The treatise is divided into four parts, reflecting the author's conviction that the science could be presented with full rigour only by separating established fact from hypothesis, and both from practical instruction. Part I, "Fundamental Laws of Electricity," treats basic terminology, electrics and conductors, positive and negative electricity, methods of excitation, communicated electricity, the Leyden phial, atmospheric electricity, practical advantages, and a summary of principal properties. Part II, "Theory of Electricity," is expressly hypothetical, with the preface noting that this section relates "not to facts, but to opinions" and that the "great improbability of most of these hypotheses" kept it brief.
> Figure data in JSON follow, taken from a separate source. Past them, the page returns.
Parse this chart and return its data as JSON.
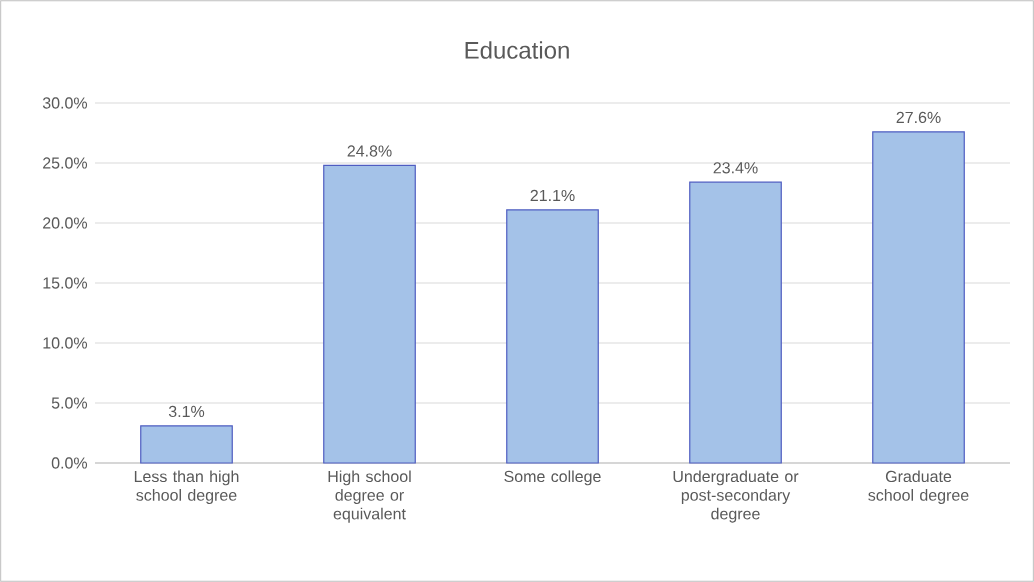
{
  "chart_data": {
    "type": "bar",
    "title": "Education",
    "categories": [
      "Less than high school degree",
      "High school degree or equivalent",
      "Some college",
      "Undergraduate or post-secondary degree",
      "Graduate school degree"
    ],
    "values": [
      3.1,
      24.8,
      21.1,
      23.4,
      27.6
    ],
    "value_labels": [
      "3.1%",
      "24.8%",
      "21.1%",
      "23.4%",
      "27.6%"
    ],
    "color": "#a4c2e8",
    "ylim": [
      0,
      30
    ],
    "yticks": [
      {
        "value": 0,
        "label": "0.0%"
      },
      {
        "value": 5,
        "label": "5.0%"
      },
      {
        "value": 10,
        "label": "10.0%"
      },
      {
        "value": 15,
        "label": "15.0%"
      },
      {
        "value": 20,
        "label": "20.0%"
      },
      {
        "value": 25,
        "label": "25.0%"
      },
      {
        "value": 30,
        "label": "30.0%"
      }
    ],
    "grid": "y"
  }
}
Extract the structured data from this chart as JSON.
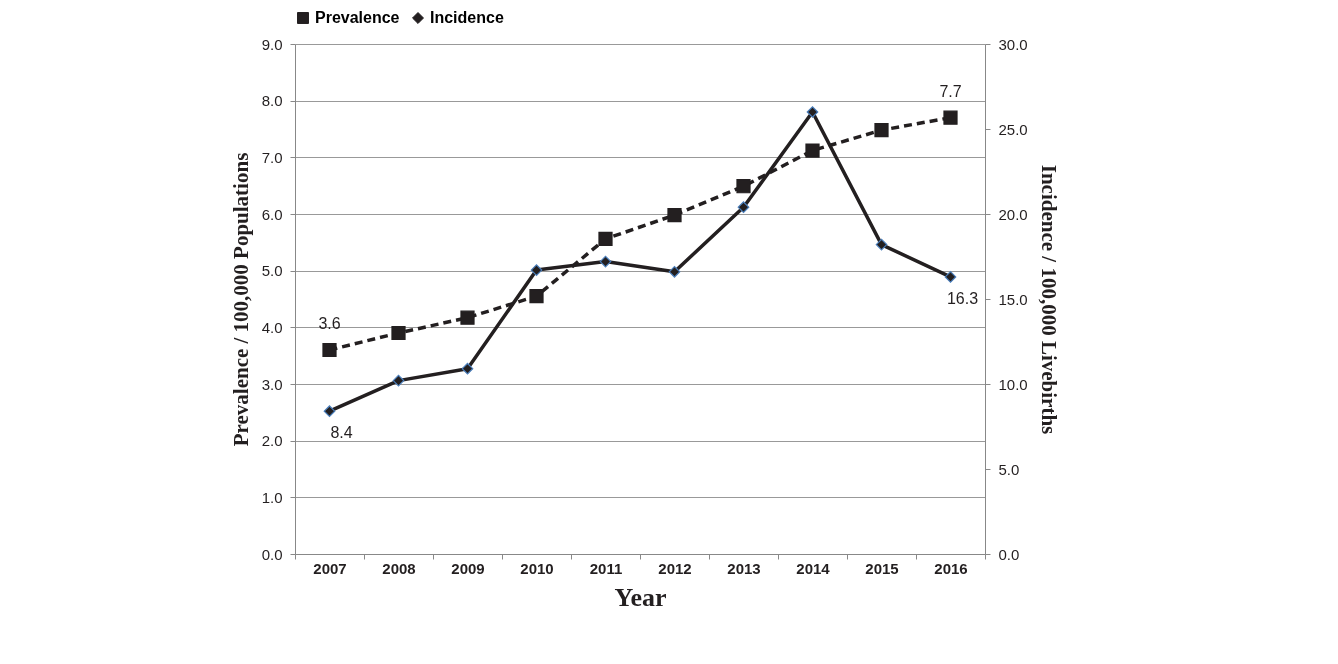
{
  "chart_data": {
    "type": "line",
    "xlabel": "Year",
    "ylabel": "Prevalence / 100,000 Populations",
    "y2label": "Incidence / 100,000 Livebirths",
    "categories": [
      "2007",
      "2008",
      "2009",
      "2010",
      "2011",
      "2012",
      "2013",
      "2014",
      "2015",
      "2016"
    ],
    "series": [
      {
        "name": "Prevalence",
        "color": "#231f20",
        "marker": "square",
        "line_style": "dashed",
        "values": [
          3.6,
          3.9,
          4.17,
          4.55,
          5.56,
          5.98,
          6.49,
          7.12,
          7.48,
          7.7
        ],
        "value_labels": [
          "3.6",
          null,
          null,
          null,
          null,
          null,
          null,
          null,
          null,
          "7.7"
        ]
      },
      {
        "name": "Incidence",
        "color": "#231f20",
        "marker": "diamond",
        "line_style": "solid",
        "axis": "y2",
        "values": [
          8.4,
          10.2,
          10.9,
          16.7,
          17.2,
          16.6,
          20.4,
          26.0,
          18.2,
          16.3
        ],
        "value_labels": [
          "8.4",
          null,
          null,
          null,
          null,
          null,
          null,
          null,
          null,
          "16.3"
        ]
      }
    ],
    "ylim": [
      0,
      9
    ],
    "yticks": [
      {
        "value": 0,
        "label": "0.0"
      },
      {
        "value": 1,
        "label": "1.0"
      },
      {
        "value": 2,
        "label": "2.0"
      },
      {
        "value": 3,
        "label": "3.0"
      },
      {
        "value": 4,
        "label": "4.0"
      },
      {
        "value": 5,
        "label": "5.0"
      },
      {
        "value": 6,
        "label": "6.0"
      },
      {
        "value": 7,
        "label": "7.0"
      },
      {
        "value": 8,
        "label": "8.0"
      },
      {
        "value": 9,
        "label": "9.0"
      }
    ],
    "y2lim": [
      0,
      30
    ],
    "y2ticks": [
      {
        "value": 0,
        "label": "0.0"
      },
      {
        "value": 5,
        "label": "5.0"
      },
      {
        "value": 10,
        "label": "10.0"
      },
      {
        "value": 15,
        "label": "15.0"
      },
      {
        "value": 20,
        "label": "20.0"
      },
      {
        "value": 25,
        "label": "25.0"
      },
      {
        "value": 30,
        "label": "30.0"
      }
    ],
    "grid": "y",
    "legend": "top"
  }
}
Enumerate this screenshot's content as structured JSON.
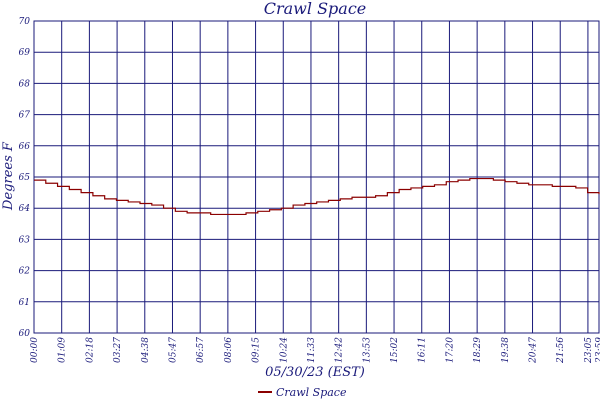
{
  "colors": {
    "grid": "#1a1a7a",
    "text": "#1a1a7a",
    "series": "#8b0000",
    "background": "#ffffff"
  },
  "chart_data": {
    "type": "line",
    "title": "Crawl Space",
    "xlabel": "05/30/23 (EST)",
    "ylabel": "Degrees F",
    "ylim": [
      60,
      70
    ],
    "yticks": [
      "60",
      "61",
      "62",
      "63",
      "64",
      "65",
      "66",
      "67",
      "68",
      "69",
      "70"
    ],
    "x_range_minutes": [
      0,
      1439
    ],
    "xticks": [
      "00:00",
      "01:09",
      "02:18",
      "03:27",
      "04:38",
      "05:47",
      "06:57",
      "08:06",
      "09:15",
      "10:24",
      "11:33",
      "12:42",
      "13:53",
      "15:02",
      "16:11",
      "17:20",
      "18:29",
      "19:38",
      "20:47",
      "21:56",
      "23:05",
      "23:59"
    ],
    "grid": true,
    "legend_position": "bottom-center",
    "series": [
      {
        "name": "Crawl Space",
        "x_minutes": [
          0,
          30,
          60,
          90,
          120,
          150,
          180,
          210,
          240,
          270,
          300,
          330,
          360,
          390,
          420,
          450,
          480,
          510,
          540,
          570,
          600,
          630,
          660,
          690,
          720,
          750,
          780,
          810,
          840,
          870,
          900,
          930,
          960,
          990,
          1020,
          1050,
          1080,
          1110,
          1140,
          1170,
          1200,
          1230,
          1260,
          1290,
          1320,
          1350,
          1380,
          1410,
          1439
        ],
        "values": [
          64.9,
          64.8,
          64.7,
          64.6,
          64.5,
          64.4,
          64.3,
          64.25,
          64.2,
          64.15,
          64.1,
          64.0,
          63.9,
          63.85,
          63.85,
          63.8,
          63.8,
          63.8,
          63.85,
          63.9,
          63.95,
          64.0,
          64.1,
          64.15,
          64.2,
          64.25,
          64.3,
          64.35,
          64.35,
          64.4,
          64.5,
          64.6,
          64.65,
          64.7,
          64.75,
          64.85,
          64.9,
          64.95,
          64.95,
          64.9,
          64.85,
          64.8,
          64.75,
          64.75,
          64.7,
          64.7,
          64.65,
          64.5,
          64.45
        ]
      }
    ]
  }
}
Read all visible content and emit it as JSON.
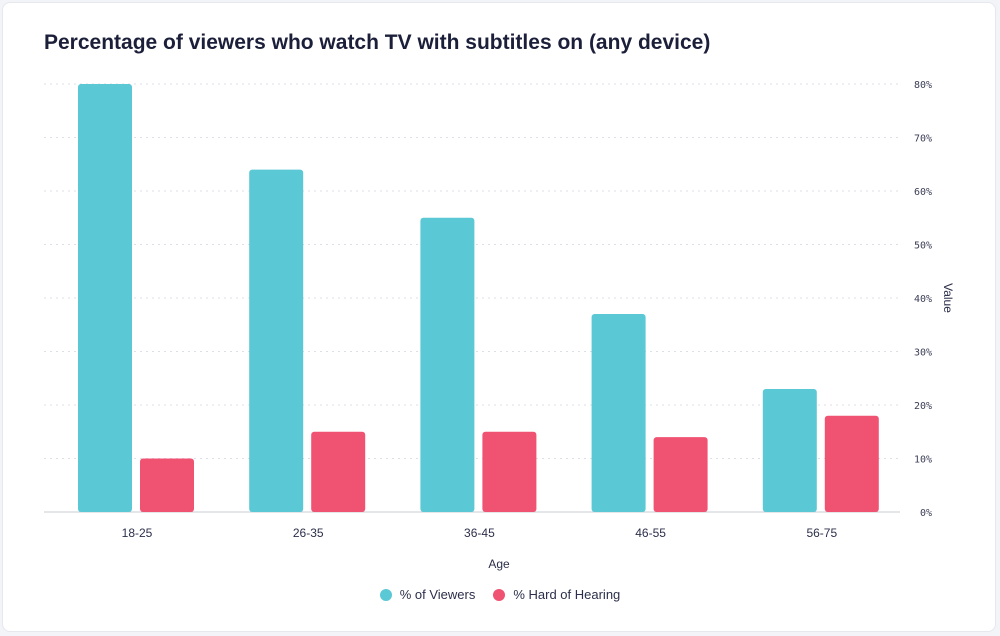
{
  "chart_data": {
    "type": "bar",
    "title": "Percentage of viewers who watch TV with subtitles on (any device)",
    "xlabel": "Age",
    "ylabel": "Value",
    "categories": [
      "18-25",
      "26-35",
      "36-45",
      "46-55",
      "56-75"
    ],
    "series": [
      {
        "name": "% of Viewers",
        "values": [
          80,
          64,
          55,
          37,
          23
        ],
        "color": "#5bc8d6"
      },
      {
        "name": "% Hard of Hearing",
        "values": [
          10,
          15,
          15,
          14,
          18
        ],
        "color": "#f05272"
      }
    ],
    "ylim": [
      0,
      80
    ],
    "yticks": [
      "0%",
      "10%",
      "20%",
      "30%",
      "40%",
      "50%",
      "60%",
      "70%",
      "80%"
    ],
    "yaxis_position": "right",
    "grid": true,
    "legend_position": "bottom-center"
  }
}
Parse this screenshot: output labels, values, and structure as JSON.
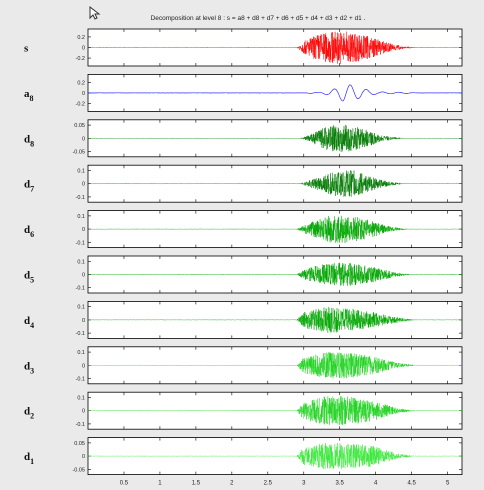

Part III, "Practical Electricity," covers apparatus, machine design, components, experimental setup, attraction and repulsion, electric light, the Leyden phial, charged electrics, lightning conductors, the electrical battery, and further properties of the Leyden phial. Part IV, "New Experiments in Electricity," presents the author's contributions: the electrical kite and kite experiments, atmospheric and rain electrometers, the electrophorus, a machine for producing perpetual electricity, experiments on colours, and promiscuous experiments. The introduction traces the history from Theophrastus and amber through William Gilbert (hailed as the father of the science), Boyle, Otto von Guericke, Newton, Hawkesbee, and Stephen Grey, whose rediscovery marks the "true flourishing era." The three folding copperplates, engraved by John Lodge after drawings by T. Conde, depict machines, Leyden jars, electrometers, conductors, kite apparatus, and related instruments. The work went through three further editions in the author's lifetime, the second in 1782 and the third in three volumes between 1786 and 1795, each substantially enlarged, and remained a standard reference for both neophytes and advanced experimenters.

Why La Fenice chose it

Cavallo's treatise tames electricity's chaos into elegant order, complete with gleaming instruments and bold ideas: Enlightenment curiosity wired into a beautifully teachable form - for the first time.

Condition Report

Pp. [1] f.e., xvi, viii, 412 [4], III folded plates

Contemporary light blue boards, with slight signs of wear. Uncut, very light foxing at limited leaves. Pp. 41-48 omitted in pagination, as customary. In excellent condition.

Dimensions (inches): 9 x 6 x 1 1/2

About the author

Tiberio Cavallo (1749-1809) was a Neapolitan-born physicist known for work on electrostatic instruments. He emigrated to London in 1771 intending to pursue banking and commerce, but soon abandoned mercantile life entirely for experimental natural philosophy.